Continued from Leso.
The terrain around the compound was a gentle ascension from sea level. But that was the only thing gentle about it. The ground was half sand and mostly coral rocks, with sharp edges that snapped her goat leather sandals apart when she didn’t land her foot too carefully.
Zohra remembered her father laughing at her when she tried to walk barefoot like her stepsisters and ended up with tiny and absolutely painful little cuts. He’d be laughing now too.
She gave up on walking on one sandal in about 15 minutes, and set herself down on a larger calcite rock that half jutted out of a bush. Only then did the flood of chagrin hit her.
It didn’t even make sense, she was here, and supposedly being kept safe from some unseen danger whose existence had only been attested to by the very same person who was keeping her here. Surely she had bigger troubles than rebelling at a stepmom who had once been her playmate.
Well, bully would be more accurate. Faridah had been younger, her older sister being the same age as and best friend to Zohra’s half-sister, Mariamu. But even then Faridah had been comfortable enough of her place in the village to make Zohra feel like an outsider, and a little less normal than everyone else.
Zohra had been sitting on her rock for about a minute when she heard the voices. She couldn’t see them yet, but she knew in not too long the men would emerge from the shrubbery from the direction of the homestead, and soon enough they would be laughing at the ‘yellow-yellow’.

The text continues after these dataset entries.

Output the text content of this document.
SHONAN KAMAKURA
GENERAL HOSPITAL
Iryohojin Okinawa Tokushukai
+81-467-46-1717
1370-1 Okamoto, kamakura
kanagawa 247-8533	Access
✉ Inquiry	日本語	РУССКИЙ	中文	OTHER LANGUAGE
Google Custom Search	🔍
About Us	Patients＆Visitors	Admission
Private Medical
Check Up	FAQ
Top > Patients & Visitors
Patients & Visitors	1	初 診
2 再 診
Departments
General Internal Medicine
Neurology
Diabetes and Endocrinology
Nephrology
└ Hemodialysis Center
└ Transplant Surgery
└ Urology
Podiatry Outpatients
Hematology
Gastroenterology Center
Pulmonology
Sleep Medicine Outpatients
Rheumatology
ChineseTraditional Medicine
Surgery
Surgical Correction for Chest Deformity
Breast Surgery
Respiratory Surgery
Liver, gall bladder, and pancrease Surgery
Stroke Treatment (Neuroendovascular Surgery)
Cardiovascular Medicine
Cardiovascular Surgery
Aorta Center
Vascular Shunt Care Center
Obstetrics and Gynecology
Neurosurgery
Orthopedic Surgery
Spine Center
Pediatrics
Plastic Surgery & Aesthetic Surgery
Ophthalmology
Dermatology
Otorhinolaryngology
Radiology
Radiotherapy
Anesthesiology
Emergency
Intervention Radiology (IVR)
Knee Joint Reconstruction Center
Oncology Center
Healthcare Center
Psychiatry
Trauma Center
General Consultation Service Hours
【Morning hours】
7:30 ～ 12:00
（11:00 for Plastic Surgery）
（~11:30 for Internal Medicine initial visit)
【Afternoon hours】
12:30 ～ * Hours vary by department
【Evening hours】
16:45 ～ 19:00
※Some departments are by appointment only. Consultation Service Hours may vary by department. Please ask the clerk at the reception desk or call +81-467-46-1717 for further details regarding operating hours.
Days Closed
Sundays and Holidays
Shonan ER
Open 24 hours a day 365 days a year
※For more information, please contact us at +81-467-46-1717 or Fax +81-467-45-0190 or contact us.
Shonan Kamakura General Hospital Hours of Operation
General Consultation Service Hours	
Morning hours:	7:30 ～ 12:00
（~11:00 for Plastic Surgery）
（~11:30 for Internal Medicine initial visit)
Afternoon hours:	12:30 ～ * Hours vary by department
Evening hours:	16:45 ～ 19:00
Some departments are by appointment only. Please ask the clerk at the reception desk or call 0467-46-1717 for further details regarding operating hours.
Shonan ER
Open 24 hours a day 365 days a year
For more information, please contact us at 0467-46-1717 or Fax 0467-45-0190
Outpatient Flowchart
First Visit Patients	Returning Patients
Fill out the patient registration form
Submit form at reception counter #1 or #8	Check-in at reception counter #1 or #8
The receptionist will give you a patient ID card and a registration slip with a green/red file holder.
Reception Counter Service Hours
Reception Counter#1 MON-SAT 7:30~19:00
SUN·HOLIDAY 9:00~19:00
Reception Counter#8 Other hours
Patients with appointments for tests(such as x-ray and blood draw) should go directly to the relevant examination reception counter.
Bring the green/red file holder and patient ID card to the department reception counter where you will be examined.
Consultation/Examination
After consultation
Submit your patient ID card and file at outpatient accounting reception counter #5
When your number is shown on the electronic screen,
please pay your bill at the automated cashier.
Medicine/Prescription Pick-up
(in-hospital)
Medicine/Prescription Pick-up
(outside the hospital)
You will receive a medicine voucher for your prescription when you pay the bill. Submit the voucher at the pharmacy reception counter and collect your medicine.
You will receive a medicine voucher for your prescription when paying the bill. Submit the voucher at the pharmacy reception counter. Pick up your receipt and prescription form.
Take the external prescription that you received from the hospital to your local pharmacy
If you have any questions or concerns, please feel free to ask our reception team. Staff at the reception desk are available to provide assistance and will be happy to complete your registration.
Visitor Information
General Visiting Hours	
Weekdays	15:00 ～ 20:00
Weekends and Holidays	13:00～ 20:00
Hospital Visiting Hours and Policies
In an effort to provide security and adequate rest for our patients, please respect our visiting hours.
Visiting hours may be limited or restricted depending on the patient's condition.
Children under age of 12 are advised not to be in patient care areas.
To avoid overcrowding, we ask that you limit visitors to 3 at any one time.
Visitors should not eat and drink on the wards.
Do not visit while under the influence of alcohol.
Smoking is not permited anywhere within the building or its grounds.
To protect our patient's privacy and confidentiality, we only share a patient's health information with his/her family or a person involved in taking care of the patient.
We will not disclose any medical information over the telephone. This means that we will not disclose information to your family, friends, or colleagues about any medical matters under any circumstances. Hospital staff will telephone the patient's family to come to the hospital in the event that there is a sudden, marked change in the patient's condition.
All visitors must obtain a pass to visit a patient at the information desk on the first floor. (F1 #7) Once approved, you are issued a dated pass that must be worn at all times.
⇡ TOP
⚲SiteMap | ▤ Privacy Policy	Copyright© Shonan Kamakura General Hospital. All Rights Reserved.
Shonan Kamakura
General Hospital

Zohra was about to resign herself to her fate when she heard it. The staccato that she had only heard in movies was amplified as it rolled on the hilly terrain. She was still trying to translate the sound in her mind when something hit the rock she was sitting on with enough force to split a shard that then hit her on the arm.
For a moment she sat there, the sound of the shouting men and even more staccato echoing around her only vaguely registered in her mind. She was mesmerised by the rivulet of warm red that slid slowly down her arm.
She saw the figure rushing in from the corner of her eye, and heard the sharp swearing a moment before she was practically lifted off her seat, and pushed onto the ground behind a shrub.
She struggled to pull out of the near hypnosis as the man she recognised as Musa, one of her father’s men took off his shirt and wrapped it around her arm, all the while saying something to her that she could not comprehend. On the periphery of her mind, the thought danced, that the shirt was not so clean and that Musa did not smell too good.
He sat on his hunches obviously trying to figure out what was going on around them. Then he pulled out his phone and dialled.
When he whispered into the phone, “Boss, the girl has been shot,” she looked at her arm and saw that Musa’s shirt had turned from a dirty white into a fanning crimson red pattern.